Богомил Райнов - Странное это ремесло
Прогулка совершалась два раза в день и состояла из двух основных этапов. Сначала они направлялись в булочную, где покупали для собаки большой кусок торта, всегда одного и того же, с ананасами. Затем шли в кафе возле сада, где занимали на террасе всегда один и тот же столик, с самого краю. Борзая забиралась на стул, перед ней ставили на стол картонную тарелочку с тортом, а скульптору, существу более простой породы, подавали обычный «пастис». Разница состояла лишь в том, что скульптор хоть и был существом более простой породы, выпивал по два «пастиса», тогда как борзая довольствовалась одним куском торта. Быть может, борзая слегка баловала своего хозяина.

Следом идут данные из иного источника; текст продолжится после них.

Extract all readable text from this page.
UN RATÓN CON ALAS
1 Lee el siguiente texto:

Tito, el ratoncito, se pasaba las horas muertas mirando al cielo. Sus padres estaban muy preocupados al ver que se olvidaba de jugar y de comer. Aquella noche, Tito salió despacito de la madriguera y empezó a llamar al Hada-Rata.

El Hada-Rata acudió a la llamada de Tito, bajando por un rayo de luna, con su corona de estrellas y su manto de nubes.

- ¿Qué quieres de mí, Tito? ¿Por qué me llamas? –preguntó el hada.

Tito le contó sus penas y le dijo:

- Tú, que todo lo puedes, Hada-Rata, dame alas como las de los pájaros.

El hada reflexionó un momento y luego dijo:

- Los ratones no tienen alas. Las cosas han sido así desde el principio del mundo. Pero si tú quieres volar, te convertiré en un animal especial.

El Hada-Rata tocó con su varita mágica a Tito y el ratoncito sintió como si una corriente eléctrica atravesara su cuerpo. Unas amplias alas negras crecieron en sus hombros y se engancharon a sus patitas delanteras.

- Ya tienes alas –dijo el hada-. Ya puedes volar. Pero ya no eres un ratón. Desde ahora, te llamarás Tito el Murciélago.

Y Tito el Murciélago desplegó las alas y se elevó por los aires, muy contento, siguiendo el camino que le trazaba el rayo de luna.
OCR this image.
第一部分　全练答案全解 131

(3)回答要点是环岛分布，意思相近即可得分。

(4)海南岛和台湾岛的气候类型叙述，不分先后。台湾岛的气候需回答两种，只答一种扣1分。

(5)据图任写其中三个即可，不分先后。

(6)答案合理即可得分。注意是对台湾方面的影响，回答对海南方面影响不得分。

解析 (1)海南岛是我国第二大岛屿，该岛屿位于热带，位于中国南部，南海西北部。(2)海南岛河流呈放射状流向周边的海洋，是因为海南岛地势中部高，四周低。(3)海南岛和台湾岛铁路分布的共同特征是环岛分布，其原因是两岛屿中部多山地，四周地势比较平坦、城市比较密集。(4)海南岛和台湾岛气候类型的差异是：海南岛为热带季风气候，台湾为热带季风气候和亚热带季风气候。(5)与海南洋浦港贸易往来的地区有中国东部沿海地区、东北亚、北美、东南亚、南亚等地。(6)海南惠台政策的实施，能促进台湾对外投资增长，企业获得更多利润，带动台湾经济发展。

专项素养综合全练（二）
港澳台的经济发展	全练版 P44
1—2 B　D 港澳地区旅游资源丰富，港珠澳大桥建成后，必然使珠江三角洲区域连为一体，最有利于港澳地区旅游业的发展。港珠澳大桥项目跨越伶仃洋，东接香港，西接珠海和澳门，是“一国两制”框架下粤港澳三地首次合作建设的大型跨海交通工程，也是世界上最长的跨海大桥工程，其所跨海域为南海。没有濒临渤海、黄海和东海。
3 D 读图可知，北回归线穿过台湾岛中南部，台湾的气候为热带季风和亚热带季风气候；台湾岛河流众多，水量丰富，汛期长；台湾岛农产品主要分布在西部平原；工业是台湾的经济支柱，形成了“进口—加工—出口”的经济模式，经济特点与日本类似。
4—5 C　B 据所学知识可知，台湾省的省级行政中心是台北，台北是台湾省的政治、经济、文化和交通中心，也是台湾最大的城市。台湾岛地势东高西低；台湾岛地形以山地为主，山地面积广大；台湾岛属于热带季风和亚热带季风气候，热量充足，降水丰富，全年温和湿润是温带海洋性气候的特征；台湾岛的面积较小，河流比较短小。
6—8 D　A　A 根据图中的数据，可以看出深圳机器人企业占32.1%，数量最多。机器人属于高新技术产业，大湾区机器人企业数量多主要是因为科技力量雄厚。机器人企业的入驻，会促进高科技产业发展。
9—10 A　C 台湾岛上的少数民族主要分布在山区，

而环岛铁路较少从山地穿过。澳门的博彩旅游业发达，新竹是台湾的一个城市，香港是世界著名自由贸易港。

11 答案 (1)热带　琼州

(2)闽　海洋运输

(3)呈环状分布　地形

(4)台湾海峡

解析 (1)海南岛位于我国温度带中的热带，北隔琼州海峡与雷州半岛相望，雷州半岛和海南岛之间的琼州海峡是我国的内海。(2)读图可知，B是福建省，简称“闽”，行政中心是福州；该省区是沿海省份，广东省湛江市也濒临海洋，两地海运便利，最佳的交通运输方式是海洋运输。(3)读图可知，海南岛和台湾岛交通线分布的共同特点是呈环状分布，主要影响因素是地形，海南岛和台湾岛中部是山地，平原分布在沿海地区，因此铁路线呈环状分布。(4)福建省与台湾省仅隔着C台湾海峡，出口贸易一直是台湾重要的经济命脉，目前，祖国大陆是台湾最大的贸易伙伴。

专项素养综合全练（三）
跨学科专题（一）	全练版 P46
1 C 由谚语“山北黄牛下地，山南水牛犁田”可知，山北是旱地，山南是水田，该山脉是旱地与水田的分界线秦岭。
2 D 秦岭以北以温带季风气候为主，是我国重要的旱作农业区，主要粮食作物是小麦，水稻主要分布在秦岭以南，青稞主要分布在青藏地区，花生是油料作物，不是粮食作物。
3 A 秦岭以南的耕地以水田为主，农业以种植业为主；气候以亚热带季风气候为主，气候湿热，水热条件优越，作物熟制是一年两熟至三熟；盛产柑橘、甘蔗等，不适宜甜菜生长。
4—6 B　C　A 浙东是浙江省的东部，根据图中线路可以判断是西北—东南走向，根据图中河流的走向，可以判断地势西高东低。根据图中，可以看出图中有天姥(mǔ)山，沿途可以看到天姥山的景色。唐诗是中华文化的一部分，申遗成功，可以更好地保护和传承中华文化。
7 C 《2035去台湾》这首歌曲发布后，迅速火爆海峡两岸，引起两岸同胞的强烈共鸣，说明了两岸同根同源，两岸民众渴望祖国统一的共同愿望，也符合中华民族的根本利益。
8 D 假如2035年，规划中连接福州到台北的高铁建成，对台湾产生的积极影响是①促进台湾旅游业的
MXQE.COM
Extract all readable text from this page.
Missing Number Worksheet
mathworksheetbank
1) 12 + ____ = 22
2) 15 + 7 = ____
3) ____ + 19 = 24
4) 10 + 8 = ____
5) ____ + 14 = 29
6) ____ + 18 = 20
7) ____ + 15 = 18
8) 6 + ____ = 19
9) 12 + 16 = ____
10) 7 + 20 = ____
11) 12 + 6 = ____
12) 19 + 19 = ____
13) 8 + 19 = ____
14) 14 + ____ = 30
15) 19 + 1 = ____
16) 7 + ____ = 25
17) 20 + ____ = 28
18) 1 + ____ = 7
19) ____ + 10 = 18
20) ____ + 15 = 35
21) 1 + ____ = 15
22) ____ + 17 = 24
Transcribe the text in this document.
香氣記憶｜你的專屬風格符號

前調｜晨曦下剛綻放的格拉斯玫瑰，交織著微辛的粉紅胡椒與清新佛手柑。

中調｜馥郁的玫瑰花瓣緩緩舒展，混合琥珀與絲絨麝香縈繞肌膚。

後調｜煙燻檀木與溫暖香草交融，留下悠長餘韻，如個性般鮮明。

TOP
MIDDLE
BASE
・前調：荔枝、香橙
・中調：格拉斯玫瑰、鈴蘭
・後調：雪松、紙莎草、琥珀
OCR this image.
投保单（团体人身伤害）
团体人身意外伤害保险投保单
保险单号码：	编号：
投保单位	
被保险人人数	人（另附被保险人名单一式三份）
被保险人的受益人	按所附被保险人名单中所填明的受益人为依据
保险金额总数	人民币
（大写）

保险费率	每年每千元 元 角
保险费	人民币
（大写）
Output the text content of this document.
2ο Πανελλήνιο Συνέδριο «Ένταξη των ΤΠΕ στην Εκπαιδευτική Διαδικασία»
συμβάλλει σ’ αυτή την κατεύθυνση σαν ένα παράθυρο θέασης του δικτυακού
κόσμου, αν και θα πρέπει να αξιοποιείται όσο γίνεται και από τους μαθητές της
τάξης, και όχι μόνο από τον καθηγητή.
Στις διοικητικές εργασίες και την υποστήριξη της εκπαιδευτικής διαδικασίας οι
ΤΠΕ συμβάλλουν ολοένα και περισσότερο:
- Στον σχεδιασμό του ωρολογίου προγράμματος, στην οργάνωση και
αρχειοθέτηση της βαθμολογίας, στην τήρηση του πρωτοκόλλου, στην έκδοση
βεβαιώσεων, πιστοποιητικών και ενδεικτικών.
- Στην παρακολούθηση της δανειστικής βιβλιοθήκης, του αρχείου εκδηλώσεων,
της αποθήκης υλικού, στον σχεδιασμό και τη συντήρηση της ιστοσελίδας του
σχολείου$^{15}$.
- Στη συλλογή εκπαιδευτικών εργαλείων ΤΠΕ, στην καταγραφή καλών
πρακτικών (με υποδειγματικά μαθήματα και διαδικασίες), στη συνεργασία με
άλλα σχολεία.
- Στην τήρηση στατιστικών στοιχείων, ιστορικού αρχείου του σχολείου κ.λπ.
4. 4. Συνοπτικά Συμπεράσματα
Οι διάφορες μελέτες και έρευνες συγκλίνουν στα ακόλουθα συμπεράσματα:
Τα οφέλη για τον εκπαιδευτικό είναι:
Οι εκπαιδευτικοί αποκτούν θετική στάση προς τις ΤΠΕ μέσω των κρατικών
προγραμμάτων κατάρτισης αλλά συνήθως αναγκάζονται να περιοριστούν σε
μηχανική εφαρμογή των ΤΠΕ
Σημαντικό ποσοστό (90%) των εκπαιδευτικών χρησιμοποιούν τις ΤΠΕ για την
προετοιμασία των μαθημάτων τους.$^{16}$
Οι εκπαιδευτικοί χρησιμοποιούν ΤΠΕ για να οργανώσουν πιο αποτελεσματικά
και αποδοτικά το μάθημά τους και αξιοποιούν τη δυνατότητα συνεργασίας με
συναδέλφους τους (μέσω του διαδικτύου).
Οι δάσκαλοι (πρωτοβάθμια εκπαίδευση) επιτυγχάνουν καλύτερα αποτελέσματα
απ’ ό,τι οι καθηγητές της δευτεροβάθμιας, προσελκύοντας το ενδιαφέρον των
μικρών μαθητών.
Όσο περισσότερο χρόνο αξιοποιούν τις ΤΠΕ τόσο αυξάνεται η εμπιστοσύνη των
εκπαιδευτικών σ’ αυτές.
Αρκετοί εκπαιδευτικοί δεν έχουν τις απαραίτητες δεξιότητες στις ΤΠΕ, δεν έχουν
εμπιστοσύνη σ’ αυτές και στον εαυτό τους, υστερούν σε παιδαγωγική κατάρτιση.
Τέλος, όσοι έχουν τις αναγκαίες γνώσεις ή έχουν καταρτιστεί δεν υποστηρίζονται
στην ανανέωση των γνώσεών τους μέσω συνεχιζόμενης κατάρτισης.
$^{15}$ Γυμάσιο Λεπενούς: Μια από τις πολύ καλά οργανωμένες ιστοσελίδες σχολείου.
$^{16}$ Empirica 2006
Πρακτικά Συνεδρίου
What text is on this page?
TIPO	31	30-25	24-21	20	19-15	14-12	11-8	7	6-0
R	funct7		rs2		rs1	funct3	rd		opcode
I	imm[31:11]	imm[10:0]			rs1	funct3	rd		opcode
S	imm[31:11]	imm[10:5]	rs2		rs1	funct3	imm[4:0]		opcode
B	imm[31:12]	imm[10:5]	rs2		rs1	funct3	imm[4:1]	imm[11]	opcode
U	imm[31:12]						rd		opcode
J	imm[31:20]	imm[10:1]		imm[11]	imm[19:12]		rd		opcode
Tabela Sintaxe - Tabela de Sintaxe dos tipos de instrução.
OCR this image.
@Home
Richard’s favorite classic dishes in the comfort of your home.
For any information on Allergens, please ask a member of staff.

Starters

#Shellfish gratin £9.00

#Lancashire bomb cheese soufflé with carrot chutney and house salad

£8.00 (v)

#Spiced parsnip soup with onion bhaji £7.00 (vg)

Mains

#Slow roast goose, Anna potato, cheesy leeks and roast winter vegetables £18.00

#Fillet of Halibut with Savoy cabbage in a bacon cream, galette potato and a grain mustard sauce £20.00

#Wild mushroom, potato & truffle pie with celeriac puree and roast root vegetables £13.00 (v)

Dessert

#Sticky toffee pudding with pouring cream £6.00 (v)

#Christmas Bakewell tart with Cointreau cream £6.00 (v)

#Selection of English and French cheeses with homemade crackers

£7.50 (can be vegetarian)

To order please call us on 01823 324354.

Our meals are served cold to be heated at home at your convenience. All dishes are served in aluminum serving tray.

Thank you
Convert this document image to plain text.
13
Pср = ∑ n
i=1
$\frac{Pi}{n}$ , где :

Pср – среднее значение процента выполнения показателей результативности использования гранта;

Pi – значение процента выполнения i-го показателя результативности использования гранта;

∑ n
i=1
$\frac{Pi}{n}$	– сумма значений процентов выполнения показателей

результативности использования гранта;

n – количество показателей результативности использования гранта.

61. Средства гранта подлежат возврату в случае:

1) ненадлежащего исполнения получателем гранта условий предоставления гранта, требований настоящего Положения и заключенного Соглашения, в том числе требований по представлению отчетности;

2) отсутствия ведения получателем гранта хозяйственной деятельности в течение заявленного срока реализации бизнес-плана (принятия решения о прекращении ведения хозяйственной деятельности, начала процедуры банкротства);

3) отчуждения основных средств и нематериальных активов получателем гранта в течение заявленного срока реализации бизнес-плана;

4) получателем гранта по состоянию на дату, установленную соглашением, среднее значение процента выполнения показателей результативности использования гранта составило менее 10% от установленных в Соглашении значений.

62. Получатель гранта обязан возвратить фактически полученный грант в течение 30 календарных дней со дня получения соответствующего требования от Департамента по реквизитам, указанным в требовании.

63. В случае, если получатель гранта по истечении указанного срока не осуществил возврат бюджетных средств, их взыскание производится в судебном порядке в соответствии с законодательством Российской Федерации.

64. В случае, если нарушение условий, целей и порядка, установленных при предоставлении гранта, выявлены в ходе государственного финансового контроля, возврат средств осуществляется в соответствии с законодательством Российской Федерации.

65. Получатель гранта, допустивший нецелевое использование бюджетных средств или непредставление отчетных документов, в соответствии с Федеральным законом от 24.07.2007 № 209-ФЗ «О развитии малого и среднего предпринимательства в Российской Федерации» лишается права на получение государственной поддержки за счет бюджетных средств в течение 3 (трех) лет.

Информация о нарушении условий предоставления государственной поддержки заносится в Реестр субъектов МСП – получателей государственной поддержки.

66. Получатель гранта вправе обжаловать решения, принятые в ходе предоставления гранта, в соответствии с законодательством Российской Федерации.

Скульптор был добрым малым и оказывал мне небольшие услуги: возил по литейным мастерским и знакомил с разными людьми, чего вовсе не обязан был делать. Он рассказывал мне о своих злоключениях в этом городе — естественно, в ответ на мои расспросы, потому что был не словоохотлив и общался с внешним миром преимущественно с помощью своей трубки — вместо знаков морзе выпускал струйки дыма то покороче, то подлинней. Думаю, что мои расспросы не раздражали его, хотя и молчание тоже вполне устраивало. Он привык к молчанию: жена его возвращалась с работы поздно вечером, а собака была не болтлива, даже лаяла весьма скупо.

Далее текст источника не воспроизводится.